My wound cord ended up being kinda loose, so you may wish to use a wider piece of wood so the cord is used up and becomes tighter moreso.
Inserting light bars
6. Once one strip of wood is covered in lights, ensure you leave enough loose wire in between the two strips before starting the 2nd.
7. Cover the next strip.
8. Staple the cords down in between the lights along the front and back so they stay in place.
Attaching the light bars
9. Insert the wood strips with lights inside the crate, then play around with their positioning to ensure the lights don’t touch the crate nor hummingbird feeder.
I decided my hummingbird feeder fit better if I laid the wood strips so the lights faced each other as opposed to facing towards me.
10. Secure the wood strips from the outside of the crate with screws.
And guess what… you just made a DIY Hummingbird feeder heater crate!
The finished DIY Hummingbird feeder heater crate!

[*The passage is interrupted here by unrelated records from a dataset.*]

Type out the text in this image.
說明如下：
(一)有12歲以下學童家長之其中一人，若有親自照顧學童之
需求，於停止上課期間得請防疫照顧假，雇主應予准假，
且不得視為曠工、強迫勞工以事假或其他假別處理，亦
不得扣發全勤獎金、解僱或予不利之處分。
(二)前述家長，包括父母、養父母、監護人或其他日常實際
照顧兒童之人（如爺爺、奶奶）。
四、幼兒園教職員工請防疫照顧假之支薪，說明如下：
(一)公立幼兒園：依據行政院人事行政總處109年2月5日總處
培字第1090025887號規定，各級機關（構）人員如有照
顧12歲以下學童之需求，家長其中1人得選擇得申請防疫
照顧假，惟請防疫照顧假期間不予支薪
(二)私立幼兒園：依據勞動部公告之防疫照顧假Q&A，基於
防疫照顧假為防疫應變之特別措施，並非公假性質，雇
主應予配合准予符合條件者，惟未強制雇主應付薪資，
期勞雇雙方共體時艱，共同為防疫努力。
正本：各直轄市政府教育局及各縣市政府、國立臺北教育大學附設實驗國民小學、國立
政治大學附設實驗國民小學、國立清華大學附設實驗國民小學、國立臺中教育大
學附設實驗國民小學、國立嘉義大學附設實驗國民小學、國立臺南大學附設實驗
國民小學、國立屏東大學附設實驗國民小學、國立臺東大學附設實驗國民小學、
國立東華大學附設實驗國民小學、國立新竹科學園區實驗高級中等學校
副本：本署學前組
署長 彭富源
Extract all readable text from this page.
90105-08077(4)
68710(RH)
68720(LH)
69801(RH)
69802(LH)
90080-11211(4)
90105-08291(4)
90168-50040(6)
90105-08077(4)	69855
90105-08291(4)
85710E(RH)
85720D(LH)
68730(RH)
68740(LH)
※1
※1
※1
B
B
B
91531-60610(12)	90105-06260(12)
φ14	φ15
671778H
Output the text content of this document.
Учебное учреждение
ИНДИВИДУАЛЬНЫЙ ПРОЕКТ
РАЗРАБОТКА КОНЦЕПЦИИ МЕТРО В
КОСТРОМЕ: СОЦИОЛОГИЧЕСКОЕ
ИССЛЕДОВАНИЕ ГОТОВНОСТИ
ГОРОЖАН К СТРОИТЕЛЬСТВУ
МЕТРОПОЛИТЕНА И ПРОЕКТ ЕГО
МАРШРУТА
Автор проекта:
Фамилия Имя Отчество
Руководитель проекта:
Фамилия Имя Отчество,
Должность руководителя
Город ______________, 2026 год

I screwed the crate right onto the patio rails, plugged in the lights, and BAM. I had clients within moments! They visited in twos! I was pretty thrilled!
Here’s a great comparison.
The crate with no red lights on.
And here’s the lights on…
Finally, add a red hummingbird feeder, and try and keep them away from this little red toasty warm oasis!
I love seeing the hummingbird feeder heater crate lit up… especially at night! It’ll be neat to see if hummingbirds feed during the evening hours.
But I’m not entirely certain if this current fix will do the trick when the real snow flies. I imagine I should maybe cover the feeder up along the top to keep the heat in where the nectar is, so I will experiment.
As-is, the Christmas lights sure throw off some decent heat though!
I already have visions of perhaps creating a hummingbird feeder heater using old windows to mimic a little greenhouse. That would really let that glowy red light shine through!
But for now, I get the comfort of knowing my little hummingbird friends will have plenty of warm and toasty meals ahead.
Are you a hummingbird fan too? What do you have out for them?